Global Bondholder Services Corporation is the Information Agent and Depositary for the Offers. Questions regarding the Offers should be directed to Citi, attention John Clements, Managing Director, Structured Credit Group at (212) 723-6173 (collect). Requests for documentation should be directed to Global Bondholder Services Corporation at (212) 430-3774 (for banks and brokers only) or (866) 294-2200 (for all others toll-free). This announcement is for informational purposes only. This announcement is not an offer to purchase or a solicitation of an offer to purchase with respect to any Notes. The Offers are being made solely pursuant to the Offer to Purchase and related documents. The Offers are not being made to holders of Notes in any jurisdiction in which the making or acceptance thereof would not be in compliance with the securities, blue sky or other laws of such jurisdiction.
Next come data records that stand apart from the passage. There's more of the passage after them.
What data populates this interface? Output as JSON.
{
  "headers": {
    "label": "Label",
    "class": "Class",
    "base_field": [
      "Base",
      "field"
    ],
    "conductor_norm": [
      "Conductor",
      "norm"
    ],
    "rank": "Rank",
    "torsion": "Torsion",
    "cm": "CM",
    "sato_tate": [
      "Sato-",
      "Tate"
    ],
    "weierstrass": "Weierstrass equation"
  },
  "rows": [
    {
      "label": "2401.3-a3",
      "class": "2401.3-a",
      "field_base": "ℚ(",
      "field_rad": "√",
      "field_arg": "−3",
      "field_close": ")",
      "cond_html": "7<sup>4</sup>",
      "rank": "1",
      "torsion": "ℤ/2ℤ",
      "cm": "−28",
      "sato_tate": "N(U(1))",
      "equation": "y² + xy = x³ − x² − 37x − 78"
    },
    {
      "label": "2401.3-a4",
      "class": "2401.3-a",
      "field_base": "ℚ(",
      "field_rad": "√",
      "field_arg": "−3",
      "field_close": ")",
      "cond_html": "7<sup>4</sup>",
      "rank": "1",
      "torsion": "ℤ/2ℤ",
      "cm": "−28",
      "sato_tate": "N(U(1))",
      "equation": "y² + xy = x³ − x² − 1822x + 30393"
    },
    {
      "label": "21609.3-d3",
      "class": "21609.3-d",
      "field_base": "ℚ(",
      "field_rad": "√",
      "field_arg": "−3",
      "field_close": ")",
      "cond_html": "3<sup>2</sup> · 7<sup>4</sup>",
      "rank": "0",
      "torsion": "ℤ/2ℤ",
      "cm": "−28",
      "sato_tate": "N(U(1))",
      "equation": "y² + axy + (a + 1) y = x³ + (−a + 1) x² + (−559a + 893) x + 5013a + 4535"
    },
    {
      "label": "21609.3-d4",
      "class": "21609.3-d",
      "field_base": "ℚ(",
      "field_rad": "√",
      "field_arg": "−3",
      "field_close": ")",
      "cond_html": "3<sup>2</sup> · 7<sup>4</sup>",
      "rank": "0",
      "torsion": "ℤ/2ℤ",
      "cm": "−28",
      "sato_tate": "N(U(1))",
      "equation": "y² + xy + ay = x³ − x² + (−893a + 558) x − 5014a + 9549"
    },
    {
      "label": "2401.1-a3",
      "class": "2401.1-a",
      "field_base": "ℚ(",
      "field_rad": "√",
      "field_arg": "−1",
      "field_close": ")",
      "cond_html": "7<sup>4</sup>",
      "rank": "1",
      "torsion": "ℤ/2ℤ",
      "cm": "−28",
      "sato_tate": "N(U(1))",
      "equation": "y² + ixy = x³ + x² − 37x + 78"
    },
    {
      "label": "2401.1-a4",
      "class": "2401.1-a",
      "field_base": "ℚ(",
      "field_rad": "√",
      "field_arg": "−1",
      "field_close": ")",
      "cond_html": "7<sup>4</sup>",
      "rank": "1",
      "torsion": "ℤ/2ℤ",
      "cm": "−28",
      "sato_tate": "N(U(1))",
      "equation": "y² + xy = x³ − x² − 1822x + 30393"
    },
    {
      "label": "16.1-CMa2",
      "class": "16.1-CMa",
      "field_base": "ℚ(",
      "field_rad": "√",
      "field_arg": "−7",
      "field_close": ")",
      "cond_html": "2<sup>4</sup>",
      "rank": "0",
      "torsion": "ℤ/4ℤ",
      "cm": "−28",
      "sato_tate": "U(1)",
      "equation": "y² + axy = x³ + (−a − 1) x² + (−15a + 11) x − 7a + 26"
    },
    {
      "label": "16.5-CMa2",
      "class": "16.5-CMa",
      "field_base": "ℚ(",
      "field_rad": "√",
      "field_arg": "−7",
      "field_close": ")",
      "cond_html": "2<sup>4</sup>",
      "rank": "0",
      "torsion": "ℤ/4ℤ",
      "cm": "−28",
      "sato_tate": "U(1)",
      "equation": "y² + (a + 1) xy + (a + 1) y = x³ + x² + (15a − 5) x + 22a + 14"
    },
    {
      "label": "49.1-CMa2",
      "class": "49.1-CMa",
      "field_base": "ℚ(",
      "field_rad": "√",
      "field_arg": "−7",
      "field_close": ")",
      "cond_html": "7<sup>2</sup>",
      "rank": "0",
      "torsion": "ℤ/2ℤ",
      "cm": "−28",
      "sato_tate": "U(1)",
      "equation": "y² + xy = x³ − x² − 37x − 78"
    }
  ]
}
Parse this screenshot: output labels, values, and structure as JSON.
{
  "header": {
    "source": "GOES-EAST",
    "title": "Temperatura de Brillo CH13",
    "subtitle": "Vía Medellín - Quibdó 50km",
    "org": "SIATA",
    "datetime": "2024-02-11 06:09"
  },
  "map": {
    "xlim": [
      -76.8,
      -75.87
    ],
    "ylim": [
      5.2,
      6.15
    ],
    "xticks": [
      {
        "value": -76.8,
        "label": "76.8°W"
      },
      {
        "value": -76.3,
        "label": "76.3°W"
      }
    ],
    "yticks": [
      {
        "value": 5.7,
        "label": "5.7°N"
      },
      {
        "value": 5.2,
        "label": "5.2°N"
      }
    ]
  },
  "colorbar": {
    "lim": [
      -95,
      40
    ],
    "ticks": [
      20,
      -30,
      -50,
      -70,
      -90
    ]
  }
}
Citi, the leading global financial services company, has approximately 200 million customer accounts and does business in more than 160 countries and jurisdictions. Citi provides consumers, corporations, governments and institutions with a broad range of financial products and services, including consumer banking and credit, corporate and investment banking, securities brokerage, transaction services, and wealth management. Additional information may be found at www.citigroup.com.
1 The original principal amount of the Class A-1 Floating Rate Senior Notes Due 2019 outstanding was U.S. $23,000,000. The issues under CUSIP G16522AA5 and CUSIP 11765TAA6 have had a principal pay down; the Offer Consideration for these CUSIPs reflect consideration after such pay down.